On calculating the Fibonacci sequence
Revisiting a popular first experience with programming
Recursion 101
The Fibonacci sequence is defined by a recurrence relation which maps directly to the concept of recursion in programming. Here is a Python function that calculates the sequence recursively.
def fib(n):
if n == 0:
return 0
if n == 1:
return 1
return fib(n-1) + fib(n-2)This is a great example of recursion. Very readable (thank you Python!)
Recursion depth
When evaluating fib(n), the program first recursively evaluates fib(n-1) and fib(n-2), before adding their results. Each recursive level occupies space in the call stack in memory. Going too deep exhausts the call stack.
For Python, exhausting the call stack crashes the Python interpreter itself (not just your function!). Therefore, Python limits recursive depth to 1000 by default.
On my laptop, (MacOS CPython 3.11), fib(1_000) hits Python this default limit:
RecursionError: maximum recursion depth exceededAlso kind of slow…
fib(38) takes 4.5 seconds on my fancy pants 2023 MacBook Pro.
Why might that be? Probably something to do with exponential number of recalculations during recursion!
Starting from evaluation of fib(38), consider how fib(0) ultimately gets invoked through recursion
fib(38)
fib(37) + fib(36)
[fib(36) + fib(35)] + [fib(35) + fib(34)]
[{fib(35) + fib(34)} + {fib(34) + fib(33)}] + [{fib(34) + fib(33)} + {fib(33) + fib(32)}]
...You get the picture! No proofs here but probably fib(0) gets called O(2^n) times.
Let’s avoid recalculating then!
Remember all calculated results in the dictionary named cache.
cache = {}
def fib(n):
if n in cache:
return cache[n]
if n == 0:
result = 0
elif n == 1:
result = 1
else:
result = fib(n-1) + fib(n-2)
cache[n] = result
return resultNow fib(38) computes in only 0.075 seconds. Is this the best we can do?
Do it iteratively?
Any recursive algorithm may be rewritten as an iterative algorithm. So let’s try it.
def fib(n):
if n == 0:
return 0
f_prev, f_curr = 0, 1
for _ in range(n-1):
f_prev, f_curr = f_curr, f_prev + f_curr
return f_currNo recursive calls means we only use exactly one level in the call stack. There are no recalculations of any intermediate values by design - no need for any additional caching logic. Some results:fib(1_000) takes 0.075 seconds.fib(100_000) takes 0.193 seconds.fib(1_000_000) takes 11.044* seconds (208988 digits).
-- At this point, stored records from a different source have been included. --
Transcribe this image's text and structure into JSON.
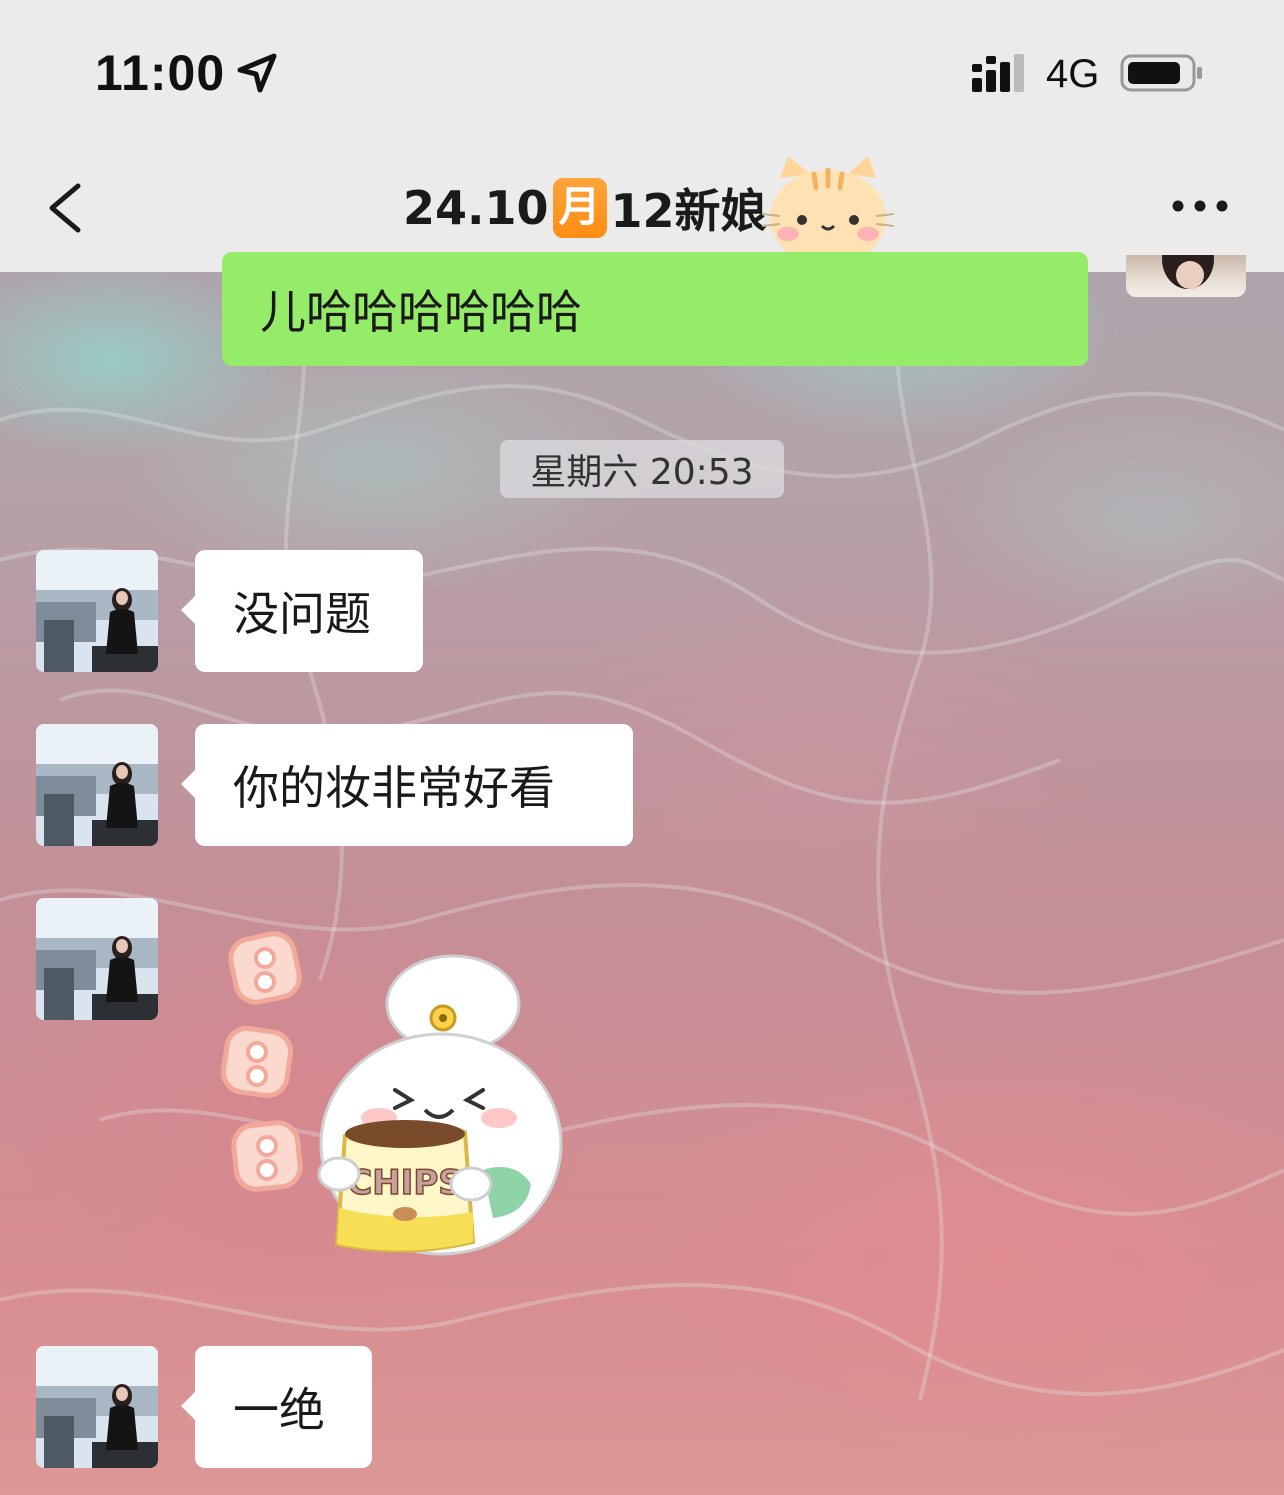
{
  "status_bar": {
    "time": "11:00",
    "network": "4G"
  },
  "nav": {
    "title_prefix": "24.10",
    "title_badge": "月",
    "title_suffix": "12新娘"
  },
  "messages": {
    "outgoing_partial": "儿哈哈哈哈哈哈",
    "timestamp": "星期六 20:53",
    "incoming": [
      {
        "text": "没问题"
      },
      {
        "text": "你的妆非常好看"
      },
      {
        "sticker": "chips-sticker"
      },
      {
        "text": "一绝"
      }
    ]
  },
  "sticker": {
    "bag_text": "CHIPS"
  },
  "icons": {
    "back": "back-chevron-icon",
    "more": "more-dots-icon",
    "location": "location-arrow-icon",
    "signal": "signal-icon",
    "battery": "battery-icon",
    "cat": "cat-emoji-icon"
  },
  "colors": {
    "outgoing_bubble": "#95ec69",
    "incoming_bubble": "#ffffff",
    "header_bg": "#ebebeb",
    "badge": "#ff9a25"
  }
}
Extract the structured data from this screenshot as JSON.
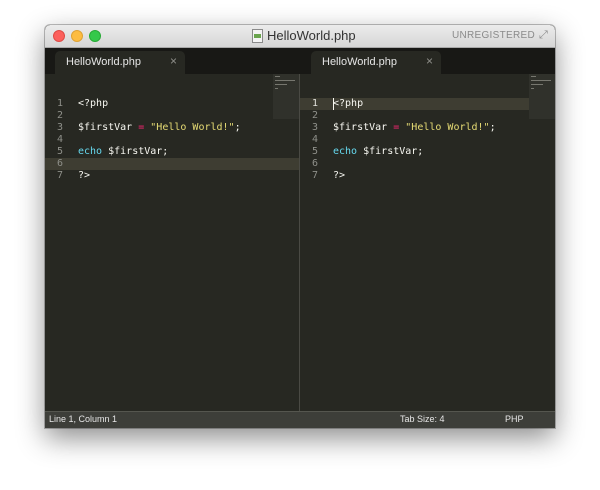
{
  "window": {
    "title": "HelloWorld.php",
    "registration": "UNREGISTERED"
  },
  "tabs": {
    "left": {
      "label": "HelloWorld.php",
      "close": "×"
    },
    "right": {
      "label": "HelloWorld.php",
      "close": "×"
    }
  },
  "editor": {
    "line_numbers": [
      "1",
      "2",
      "3",
      "4",
      "5",
      "6",
      "7"
    ],
    "lines": {
      "l1": "<?php",
      "l3_var": "$firstVar",
      "l3_op": "=",
      "l3_str": "\"Hello World!\"",
      "l3_end": ";",
      "l5_kw": "echo",
      "l5_rest": "$firstVar;",
      "l7": "?>"
    },
    "active_line_right": "1",
    "highlight_line_left": "6"
  },
  "statusbar": {
    "position": "Line 1, Column 1",
    "tab_size": "Tab Size: 4",
    "syntax": "PHP"
  },
  "colors": {
    "background": "#272822",
    "keyword": "#66d9ef",
    "operator": "#f92672",
    "string": "#e6db74",
    "foreground": "#f8f8f2"
  }
}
* Costs go super-linear, because working with huge numbers requires more CPU and memory!
Let’s go even faster!
This is a highly numerical problem, where the main effort is just calculating sums. Everyone says C++ is faster than Python, so let’s try it.
Python int supports arbitrary size by default, and working with big numbers was a breeze. For C++ we use the GMP library.
#include <cstdlib>
#include <iomanip>
#include <iostream>
#include <gmp.h>
void fib(long n, mpz_t* answer)
{
if (n == 0) {
mpz_set_ui(*answer, 0);
return;
}
// Set fib(0) to 0
mpz_t f_prev;
mpz_init (f_prev);
mpz_set_ui(f_prev, 0);
// Set fib(1) to 1
mpz_t f;
mpz_init(f);
mpz_set_ui(f, 1);
// Prepare a temporary variable for storing sums
mpz_t f_sum;
mpz_init(f_sum);
for (long i = 0; i < n - 1; ++i) {
mpz_add(f_sum, f_prev, f);
mpz_set(f_prev, f);
mpz_set(f, f_sum);
}
mpz_set(*answer, f);
}
int main(int argc, char *argv[])
{
if (argc < 2) {
std::cerr << "Usage: " << argv[0] << " <arg1>\n";
return EXIT_FAILURE;
}
// parse arg as an int
long n = std::atol(argv[1]);
mpz_t answer;
mpz_init(answer);
fib(n, &answer);
// print result in base 10
std::cout << mpz_get_str(NULL, 10, answer) << std::endl;
}That was a mouthful! Quite a bit less readable than Python. However this C++ implementation takes 3 seconds to calculate fib(1_000_000).
Personal takeaways
You can’t really go wrong with leaning toward iterative implementations.
Programming language choice matters, sometimes.
Python is really easy on the eyes (and brain)!